Mais n'importe qui et tout le monde a le droit naturel, en tant qu'individu, de punir d'autres hommes pour leurs crimes ; car tout le monde a un droit naturel, non seulement de défendre sa propre personne et ses biens contre des agresseurs, mais aussi de porter assistance et défendre tout autre, dont la personne ou les biens sont violés. Le droit naturel de chaque individu à défendre sa personne et ses biens contre un agresseur et de porter assistance et de défendre tout autre dont la personne ou les biens sont violés, est un droit sans lequel les hommes ne pourraient pas exister sur terre. Et un gouvernement n'est légitime que dans la mesure où il incarne ce droit naturel des individus, et est limité par ce même droit. Mais l'idée que chaque homme aurait un droit naturel de décider quelles sont les vertus, et quels sont les vices de son voisin - c'est-à-dire, lesquels contribuent à son bonheur, et lesquels ne le font pas - et de le punir pour se livrer à toute action qui ne contribuerait pas à son bonheur, c'est cela que personne n'a jamais eu l'impudence ou la démence d'affirmer. Seuls ceux qui affirment qu'un gouvernement possède des droits de coercition légitime, sans qu'aucun individu, ou groupe d'individus, ne lui ait jamais, ou aurait pu, déléguer de tels droits, affirment que le gouvernement a un droit légitime de punir les vices.

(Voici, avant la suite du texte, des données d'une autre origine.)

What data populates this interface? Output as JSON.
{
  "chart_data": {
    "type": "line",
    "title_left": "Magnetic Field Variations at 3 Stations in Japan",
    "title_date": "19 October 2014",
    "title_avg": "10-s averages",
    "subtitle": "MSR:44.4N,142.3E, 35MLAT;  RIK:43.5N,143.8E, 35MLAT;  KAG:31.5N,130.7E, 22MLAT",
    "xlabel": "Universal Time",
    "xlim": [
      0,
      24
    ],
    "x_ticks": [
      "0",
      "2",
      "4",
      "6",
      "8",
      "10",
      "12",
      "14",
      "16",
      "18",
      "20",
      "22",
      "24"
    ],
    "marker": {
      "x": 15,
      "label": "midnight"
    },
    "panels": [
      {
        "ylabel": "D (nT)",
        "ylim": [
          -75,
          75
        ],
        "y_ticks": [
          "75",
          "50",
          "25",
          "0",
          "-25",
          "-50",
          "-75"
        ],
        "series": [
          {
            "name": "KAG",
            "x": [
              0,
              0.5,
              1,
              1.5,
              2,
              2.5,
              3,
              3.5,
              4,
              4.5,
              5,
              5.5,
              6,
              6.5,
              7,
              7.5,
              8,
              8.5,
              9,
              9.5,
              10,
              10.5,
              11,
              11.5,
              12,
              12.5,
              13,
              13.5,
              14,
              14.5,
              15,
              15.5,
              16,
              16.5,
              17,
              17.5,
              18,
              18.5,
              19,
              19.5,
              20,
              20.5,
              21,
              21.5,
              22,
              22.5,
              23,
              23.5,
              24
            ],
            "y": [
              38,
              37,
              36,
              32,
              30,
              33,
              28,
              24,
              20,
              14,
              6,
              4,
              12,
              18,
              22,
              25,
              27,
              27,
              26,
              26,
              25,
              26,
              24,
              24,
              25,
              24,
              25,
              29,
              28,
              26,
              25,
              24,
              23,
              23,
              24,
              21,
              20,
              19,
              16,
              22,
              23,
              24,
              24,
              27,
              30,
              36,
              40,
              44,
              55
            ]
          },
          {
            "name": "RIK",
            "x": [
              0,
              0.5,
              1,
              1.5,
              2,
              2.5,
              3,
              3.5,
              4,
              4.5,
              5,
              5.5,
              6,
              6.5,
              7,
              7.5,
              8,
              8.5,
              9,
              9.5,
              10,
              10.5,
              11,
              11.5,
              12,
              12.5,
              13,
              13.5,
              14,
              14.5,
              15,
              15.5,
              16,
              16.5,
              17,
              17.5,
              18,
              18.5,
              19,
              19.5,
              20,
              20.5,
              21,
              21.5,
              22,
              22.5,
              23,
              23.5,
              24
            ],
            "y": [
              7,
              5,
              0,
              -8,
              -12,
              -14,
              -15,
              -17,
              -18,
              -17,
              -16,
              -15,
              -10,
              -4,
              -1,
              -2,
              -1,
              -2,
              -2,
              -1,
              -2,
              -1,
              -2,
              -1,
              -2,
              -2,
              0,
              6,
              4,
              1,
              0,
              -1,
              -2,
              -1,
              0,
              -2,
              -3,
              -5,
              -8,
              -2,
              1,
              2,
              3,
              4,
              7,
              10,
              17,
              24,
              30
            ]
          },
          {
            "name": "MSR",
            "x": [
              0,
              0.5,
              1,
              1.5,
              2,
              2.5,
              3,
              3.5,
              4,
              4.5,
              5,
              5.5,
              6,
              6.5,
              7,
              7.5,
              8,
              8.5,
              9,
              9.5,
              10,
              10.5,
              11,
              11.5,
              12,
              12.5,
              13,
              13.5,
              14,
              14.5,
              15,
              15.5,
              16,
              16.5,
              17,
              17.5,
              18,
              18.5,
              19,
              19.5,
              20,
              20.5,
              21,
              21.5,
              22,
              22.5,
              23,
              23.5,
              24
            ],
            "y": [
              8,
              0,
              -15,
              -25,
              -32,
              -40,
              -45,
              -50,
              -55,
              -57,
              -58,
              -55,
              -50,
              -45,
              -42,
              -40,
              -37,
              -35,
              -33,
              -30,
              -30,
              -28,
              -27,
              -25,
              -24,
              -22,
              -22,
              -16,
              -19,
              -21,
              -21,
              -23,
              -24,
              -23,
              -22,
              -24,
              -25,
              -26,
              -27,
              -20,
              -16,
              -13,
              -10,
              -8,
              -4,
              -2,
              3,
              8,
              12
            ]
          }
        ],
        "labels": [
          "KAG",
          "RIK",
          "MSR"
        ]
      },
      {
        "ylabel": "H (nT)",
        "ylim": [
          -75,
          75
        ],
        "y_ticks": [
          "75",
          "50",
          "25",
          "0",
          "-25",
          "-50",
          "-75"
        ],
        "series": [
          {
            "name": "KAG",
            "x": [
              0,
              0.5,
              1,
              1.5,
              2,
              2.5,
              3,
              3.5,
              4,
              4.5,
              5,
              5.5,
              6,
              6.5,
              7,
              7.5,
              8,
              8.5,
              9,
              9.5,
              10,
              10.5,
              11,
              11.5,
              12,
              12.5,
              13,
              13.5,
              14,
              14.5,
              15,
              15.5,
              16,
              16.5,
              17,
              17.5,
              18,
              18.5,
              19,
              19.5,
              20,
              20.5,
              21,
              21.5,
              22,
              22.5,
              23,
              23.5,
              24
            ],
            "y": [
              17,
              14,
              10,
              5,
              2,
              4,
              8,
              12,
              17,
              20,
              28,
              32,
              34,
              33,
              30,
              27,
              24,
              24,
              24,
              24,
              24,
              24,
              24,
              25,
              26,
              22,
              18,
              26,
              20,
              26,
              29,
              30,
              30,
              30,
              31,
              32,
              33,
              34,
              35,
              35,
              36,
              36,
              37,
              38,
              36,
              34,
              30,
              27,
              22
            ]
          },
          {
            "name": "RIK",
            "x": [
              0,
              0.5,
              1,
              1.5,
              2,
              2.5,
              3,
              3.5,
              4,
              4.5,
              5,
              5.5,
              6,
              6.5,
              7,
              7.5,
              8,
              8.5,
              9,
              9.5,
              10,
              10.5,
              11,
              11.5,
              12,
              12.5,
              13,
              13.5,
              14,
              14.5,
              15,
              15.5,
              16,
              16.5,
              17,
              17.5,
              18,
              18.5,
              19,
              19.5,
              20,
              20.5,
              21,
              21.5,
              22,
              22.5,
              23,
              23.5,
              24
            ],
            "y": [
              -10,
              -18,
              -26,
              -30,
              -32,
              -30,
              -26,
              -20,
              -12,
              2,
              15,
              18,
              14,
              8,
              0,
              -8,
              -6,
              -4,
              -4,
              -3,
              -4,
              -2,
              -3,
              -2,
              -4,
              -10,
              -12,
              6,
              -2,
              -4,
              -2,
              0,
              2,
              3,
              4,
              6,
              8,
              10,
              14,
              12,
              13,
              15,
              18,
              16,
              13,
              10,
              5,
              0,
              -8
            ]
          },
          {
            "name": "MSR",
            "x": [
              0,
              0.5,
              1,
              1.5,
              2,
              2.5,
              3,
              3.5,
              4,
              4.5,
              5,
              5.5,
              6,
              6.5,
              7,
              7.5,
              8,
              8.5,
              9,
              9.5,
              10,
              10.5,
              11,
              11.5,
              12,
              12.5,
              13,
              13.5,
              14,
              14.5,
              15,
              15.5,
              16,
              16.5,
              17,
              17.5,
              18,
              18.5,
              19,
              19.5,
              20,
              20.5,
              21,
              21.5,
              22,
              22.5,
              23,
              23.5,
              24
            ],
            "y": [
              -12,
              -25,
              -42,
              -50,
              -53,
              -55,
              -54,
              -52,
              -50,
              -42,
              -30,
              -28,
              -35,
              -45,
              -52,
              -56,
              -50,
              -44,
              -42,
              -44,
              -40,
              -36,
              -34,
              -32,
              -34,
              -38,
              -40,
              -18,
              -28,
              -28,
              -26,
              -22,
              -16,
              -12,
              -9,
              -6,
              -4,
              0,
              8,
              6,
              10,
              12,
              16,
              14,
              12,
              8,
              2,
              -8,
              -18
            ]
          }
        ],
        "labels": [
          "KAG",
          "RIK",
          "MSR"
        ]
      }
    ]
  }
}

Cela conviendrait à un pape ou un roi - prétendant avoir reçu du Paradis l'autorité directe de régner sur ses congénères - de réclamer le droit, en qualité de représentant de Dieu, de punir les hommes pour leurs vices ; mais cela serait totalement absurde pour n'importe quel gouvernement, proclamant détenir son pouvoir par la volonté de ceux qu'il gouverne ; parce que chacun sait que ceux qu'il gouverne ne le lui accorderont jamais. S'ils le lui accordaient ce serait absurde, parce que cela équivaudrait à lui déléguer leurs propres droits à chercher leur propre bonheur ; puisque déléguer leurs droits de juger ce qui sera propice à leur bonheur, c'est déléguer la totalité de leur droit à poursuivre leur propre bonheur.
Lysander Spooner in Les Vices ne sont pas des Crimes (Vices are not Crimes )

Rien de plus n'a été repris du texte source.